The defenses are not glamorous, but they work. Stop engaging with sketchy messages, never share verification codes or PINs with anyone, and confirm any supposed support request through a completely separate channel. For more technical hardening tips on mobile security and phishing red flags, users can turn to guidance from CISA, which urges people to use phishing-resistant multifactor authentication wherever possible and to routinely audit which devices are linked to their accounts. Employers and journalists dealing with sensitive material are being urged to treat commercial messaging apps as fragile tools and to tighten operational security, from better device hygiene to keeping the most sensitive conversations out of chat entirely.

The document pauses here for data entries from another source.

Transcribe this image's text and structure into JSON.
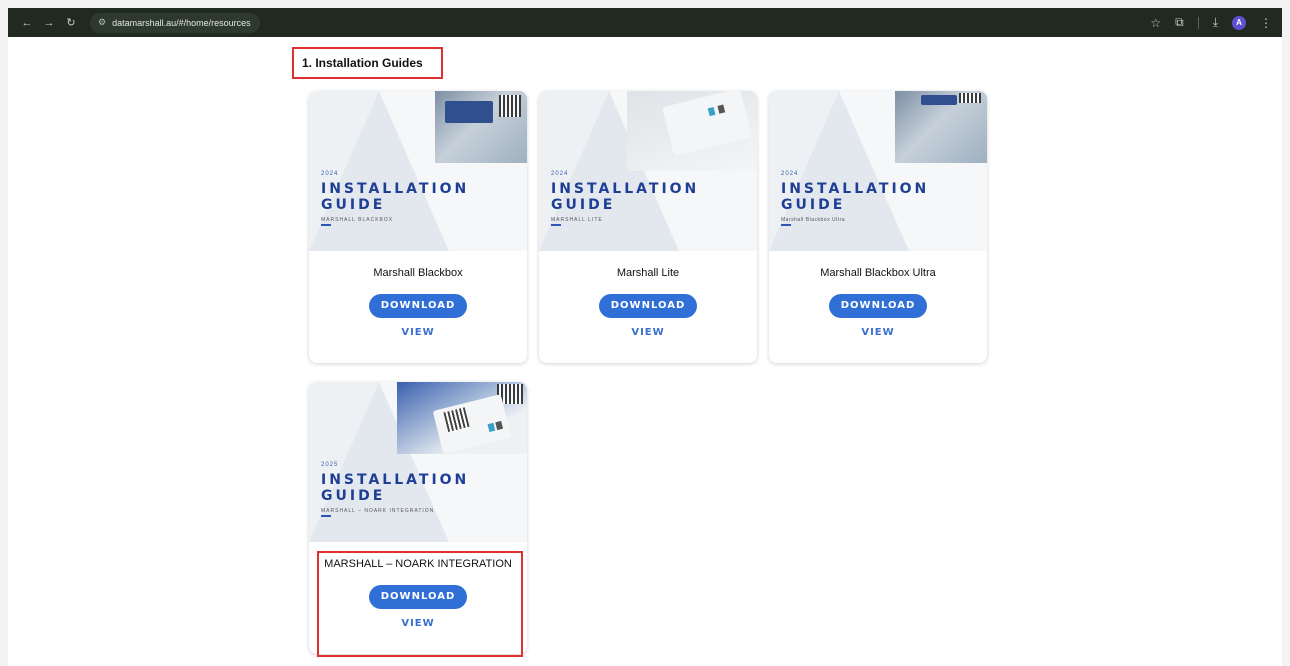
{
  "browser": {
    "url": "datamarshall.au/#/home/resources",
    "avatar_letter": "A"
  },
  "section": {
    "title": "1. Installation Guides"
  },
  "cards": [
    {
      "year": "2024",
      "cover_line1": "INSTALLATION",
      "cover_line2": "GUIDE",
      "cover_subtitle": "MARSHALL BLACKBOX",
      "title": "Marshall Blackbox",
      "download_label": "DOWNLOAD",
      "view_label": "VIEW"
    },
    {
      "year": "2024",
      "cover_line1": "INSTALLATION",
      "cover_line2": "GUIDE",
      "cover_subtitle": "MARSHALL LITE",
      "title": "Marshall Lite",
      "download_label": "DOWNLOAD",
      "view_label": "VIEW"
    },
    {
      "year": "2024",
      "cover_line1": "INSTALLATION",
      "cover_line2": "GUIDE",
      "cover_subtitle": "Marshall Blackbox Ultra",
      "title": "Marshall Blackbox Ultra",
      "download_label": "DOWNLOAD",
      "view_label": "VIEW"
    },
    {
      "year": "2025",
      "cover_line1": "INSTALLATION",
      "cover_line2": "GUIDE",
      "cover_subtitle": "MARSHALL – NOARK INTEGRATION",
      "title": "MARSHALL – NOARK INTEGRATION",
      "download_label": "DOWNLOAD",
      "view_label": "VIEW"
    }
  ],
  "colors": {
    "accent": "#2f6fd6",
    "highlight": "#e03030",
    "cover_text": "#1f3f97"
  }
}
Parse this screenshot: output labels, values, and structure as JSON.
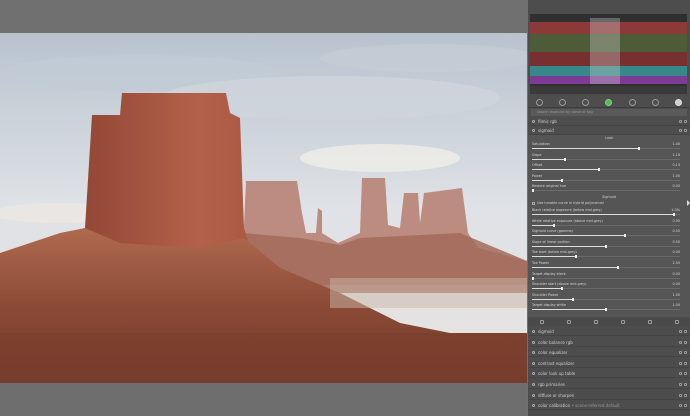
{
  "panel": {
    "search_placeholder": "search modules by name or tag",
    "modules_top": [
      {
        "label": "filmic rgb"
      },
      {
        "label": "sigmoid"
      }
    ],
    "sigmoid": {
      "look_section": "Look",
      "sliders_look": [
        {
          "label": "Saturation",
          "value": "1.40",
          "fraction": 0.72
        },
        {
          "label": "Slope",
          "value": "1.16",
          "fraction": 0.22
        },
        {
          "label": "Offset",
          "value": "0.13",
          "fraction": 0.45
        },
        {
          "label": "Power",
          "value": "1.00",
          "fraction": 0.2
        },
        {
          "label": "Restore original hue",
          "value": "0.00",
          "fraction": 0.0
        }
      ],
      "sigmoid_section": "Sigmoid",
      "checkbox_label": "Use tunable curve in hybrid polynomial",
      "sliders_sigmoid": [
        {
          "label": "Black relative exposure (below mid-grey)",
          "value": "1.0%",
          "fraction": 0.96
        },
        {
          "label": "White relative exposure (above mid-grey)",
          "value": "0.95",
          "fraction": 0.15
        },
        {
          "label": "Sigmoid curve (gamma)",
          "value": "0.50",
          "fraction": 0.63
        },
        {
          "label": "Slope of linear portion",
          "value": "0.50",
          "fraction": 0.5
        },
        {
          "label": "Toe start (below mid-grey)",
          "value": "0.00",
          "fraction": 0.3
        },
        {
          "label": "Toe Power",
          "value": "2.50",
          "fraction": 0.58
        },
        {
          "label": "Target display black",
          "value": "0.00",
          "fraction": 0.0
        },
        {
          "label": "Shoulder start (above mid-grey)",
          "value": "0.00",
          "fraction": 0.2
        },
        {
          "label": "Shoulder Power",
          "value": "1.00",
          "fraction": 0.28
        },
        {
          "label": "Target display white",
          "value": "1.00",
          "fraction": 0.5
        }
      ]
    },
    "modules_bottom": [
      {
        "label": "sigmoid"
      },
      {
        "label": "color balance rgb"
      },
      {
        "label": "color equalizer"
      },
      {
        "label": "contrast equalizer"
      },
      {
        "label": "color look up table"
      },
      {
        "label": "rgb primaries"
      },
      {
        "label": "diffuse or sharpen"
      },
      {
        "label": "color calibration"
      }
    ],
    "color_calibration_note": "• scene-referred default"
  },
  "colors": {
    "panel_bg": "#4d4d4d",
    "module_bg": "#555555",
    "app_bg": "#707070"
  }
}
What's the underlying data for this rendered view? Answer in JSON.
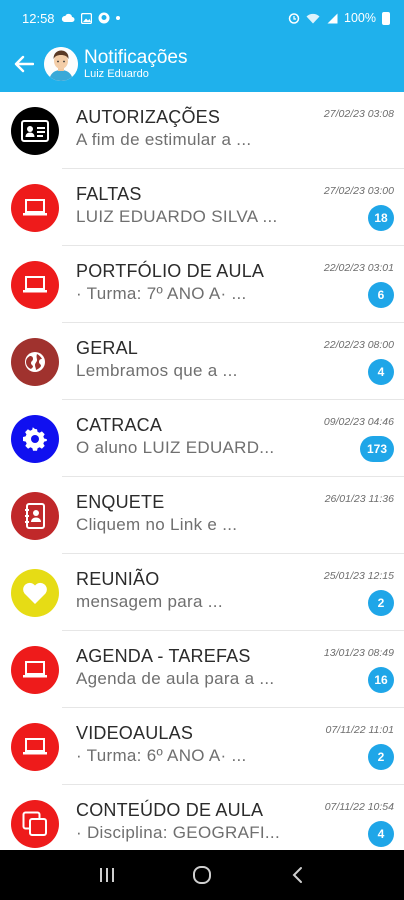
{
  "status_bar": {
    "time": "12:58",
    "battery": "100%",
    "icons": [
      "cloud-icon",
      "gallery-icon",
      "github-icon",
      "dot-icon",
      "alarm-icon",
      "wifi-icon",
      "signal-icon",
      "battery-icon"
    ]
  },
  "app_bar": {
    "title": "Notificações",
    "subtitle": "Luiz Eduardo",
    "back_icon": "arrow-left-icon",
    "avatar_icon": "avatar-icon"
  },
  "colors": {
    "primary": "#1fb1ec",
    "badge": "#1fa6e8",
    "red": "#ee1b1b",
    "black": "#000000",
    "brown": "#a0322e",
    "blue": "#1010f0",
    "yellow": "#e6dc15",
    "dark_red": "#c0282a"
  },
  "notifications": [
    {
      "title": "AUTORIZAÇÕES",
      "subtitle": "A fim de estimular a ...",
      "date": "27/02/23 03:08",
      "badge": "",
      "icon": "id-card-icon",
      "color": "#000000"
    },
    {
      "title": "FALTAS",
      "subtitle": "LUIZ EDUARDO SILVA ...",
      "date": "27/02/23 03:00",
      "badge": "18",
      "icon": "laptop-icon",
      "color": "#ee1b1b"
    },
    {
      "title": "PORTFÓLIO DE AULA",
      "subtitle": "· Turma: 7º ANO A· ...",
      "date": "22/02/23 03:01",
      "badge": "6",
      "icon": "laptop-icon",
      "color": "#ee1b1b"
    },
    {
      "title": "GERAL",
      "subtitle": "Lembramos que a ...",
      "date": "22/02/23 08:00",
      "badge": "4",
      "icon": "globe-icon",
      "color": "#a0322e"
    },
    {
      "title": "CATRACA",
      "subtitle": "O aluno LUIZ EDUARD...",
      "date": "09/02/23 04:46",
      "badge": "173",
      "icon": "gear-icon",
      "color": "#1010f0"
    },
    {
      "title": "ENQUETE",
      "subtitle": "Cliquem no Link e ...",
      "date": "26/01/23 11:36",
      "badge": "",
      "icon": "contacts-icon",
      "color": "#c0282a"
    },
    {
      "title": "REUNIÃO",
      "subtitle": "mensagem para ...",
      "date": "25/01/23 12:15",
      "badge": "2",
      "icon": "heart-icon",
      "color": "#e6dc15"
    },
    {
      "title": "AGENDA - TAREFAS",
      "subtitle": "Agenda de aula para a ...",
      "date": "13/01/23 08:49",
      "badge": "16",
      "icon": "laptop-icon",
      "color": "#ee1b1b"
    },
    {
      "title": "VIDEOAULAS",
      "subtitle": "· Turma: 6º ANO A· ...",
      "date": "07/11/22 11:01",
      "badge": "2",
      "icon": "laptop-icon",
      "color": "#ee1b1b"
    },
    {
      "title": "CONTEÚDO DE AULA",
      "subtitle": "· Disciplina: GEOGRAFI...",
      "date": "07/11/22 10:54",
      "badge": "4",
      "icon": "copy-icon",
      "color": "#ee1b1b"
    }
  ],
  "nav_bar": {
    "buttons": [
      "recent-apps-icon",
      "home-icon",
      "back-nav-icon"
    ]
  }
}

Security analysts say this fits a broader pattern: instead of trying to punch through hardened encryption, nation-state hackers increasingly scale their spying by manipulating people. Coverage in mainstream tech media, including TechRadar, suggests the latest advisory has reignited debate over how heavily officials and reporters should rely on everyday messaging apps for serious business.

If you think your account has been hijacked, officials urge you to tell your organization’s IT or security team and consider filing a report with the Internet Crime Complaint Center (IC3) or your local FBI field office. Early reports help investigators map out campaigns and warn others who might be in the blast radius. Victims should save anything that might be useful to investigators, including screenshots, timestamps, and suspicious messages. For most users, the most effective move is to stay ahead of the con: do not share codes, review which devices are linked to your apps, and enable phishing-resistant multifactor authentication wherever it is offered.